9th May 2014 9:00
By Blue Tutors
As exam season approaches, much has been written about how students should manage their time revising for exams. The Easter holidays have ended, and students are now in the final weeks of preparation for GCSEs, A’ Levels and university exams. Whilst this is a busy time of year for them, it is also busy for tutors, who must juggle the demands of increasingly anxious students. Seasoned tutors are usually excellent at managing their time – they have to be, especially when they have to manage several different students at once. Tutors who also have ‘day jobs’ may find the challenge of managing student demands more challenging, having to fit students’ needs around the demands of their regular work. So how do they manage it?
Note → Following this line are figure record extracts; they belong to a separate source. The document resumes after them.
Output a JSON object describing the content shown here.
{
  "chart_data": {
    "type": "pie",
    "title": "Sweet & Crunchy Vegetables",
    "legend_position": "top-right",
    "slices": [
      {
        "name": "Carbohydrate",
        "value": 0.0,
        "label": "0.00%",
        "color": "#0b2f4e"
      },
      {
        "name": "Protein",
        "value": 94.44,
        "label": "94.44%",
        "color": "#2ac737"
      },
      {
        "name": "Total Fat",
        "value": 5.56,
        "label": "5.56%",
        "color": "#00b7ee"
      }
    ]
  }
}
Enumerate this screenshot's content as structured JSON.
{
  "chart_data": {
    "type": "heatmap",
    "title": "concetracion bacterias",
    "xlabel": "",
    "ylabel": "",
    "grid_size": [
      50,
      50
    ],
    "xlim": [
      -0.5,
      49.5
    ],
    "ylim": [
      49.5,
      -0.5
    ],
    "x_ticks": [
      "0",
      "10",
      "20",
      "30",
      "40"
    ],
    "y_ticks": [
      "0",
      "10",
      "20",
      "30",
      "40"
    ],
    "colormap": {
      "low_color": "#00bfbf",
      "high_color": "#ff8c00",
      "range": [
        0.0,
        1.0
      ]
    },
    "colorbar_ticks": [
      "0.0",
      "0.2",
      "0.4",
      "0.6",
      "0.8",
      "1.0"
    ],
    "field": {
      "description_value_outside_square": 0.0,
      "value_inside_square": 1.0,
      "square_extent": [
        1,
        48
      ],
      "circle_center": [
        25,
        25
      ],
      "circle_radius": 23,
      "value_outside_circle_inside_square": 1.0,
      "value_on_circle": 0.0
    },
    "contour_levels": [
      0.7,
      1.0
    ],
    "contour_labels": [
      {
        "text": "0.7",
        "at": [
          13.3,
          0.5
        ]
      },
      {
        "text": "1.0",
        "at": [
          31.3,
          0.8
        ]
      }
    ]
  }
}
The first thing to say is that with all the time tutors spend making sure that their students are organised and have reasonable timetables, they must do the same thing for themselves. It is not unusual for tutors to take on too much work and get over extended, especially at this time of year when students require more sessions than usual. It is difficult for private tutors to judge the amount of work that they should take on because it is often hard to tell which students will require their services regularly and which will only be on an ad hoc basis. Tutors must balance ensuring that they have enough work to keep them supported financially, with ensuring that they are available to students when they promised they would be. It is not acceptable to let students down during exam season because tutors are suddenly over extended, and, unfortunately, tutors can compel no such scruple on the part of the student other than relinquishing them as a client.
Tutors need to keep a clear, flexible, timetable which accommodates regular students and leaves room for extra commitments. The temptation may be to fill free days with extra students, but tutors need to consider whether their system will fall apart if they have a one-off commitment, or if a student can’t make one day and needs to reschedule. Of course, no one should expect that tutors should out their lives on hold and be at the beck and call of their students. But they also need to realise that sometimes life gets in the way, and make a timetable which makes reasonable efforts to accommodate the unexpected.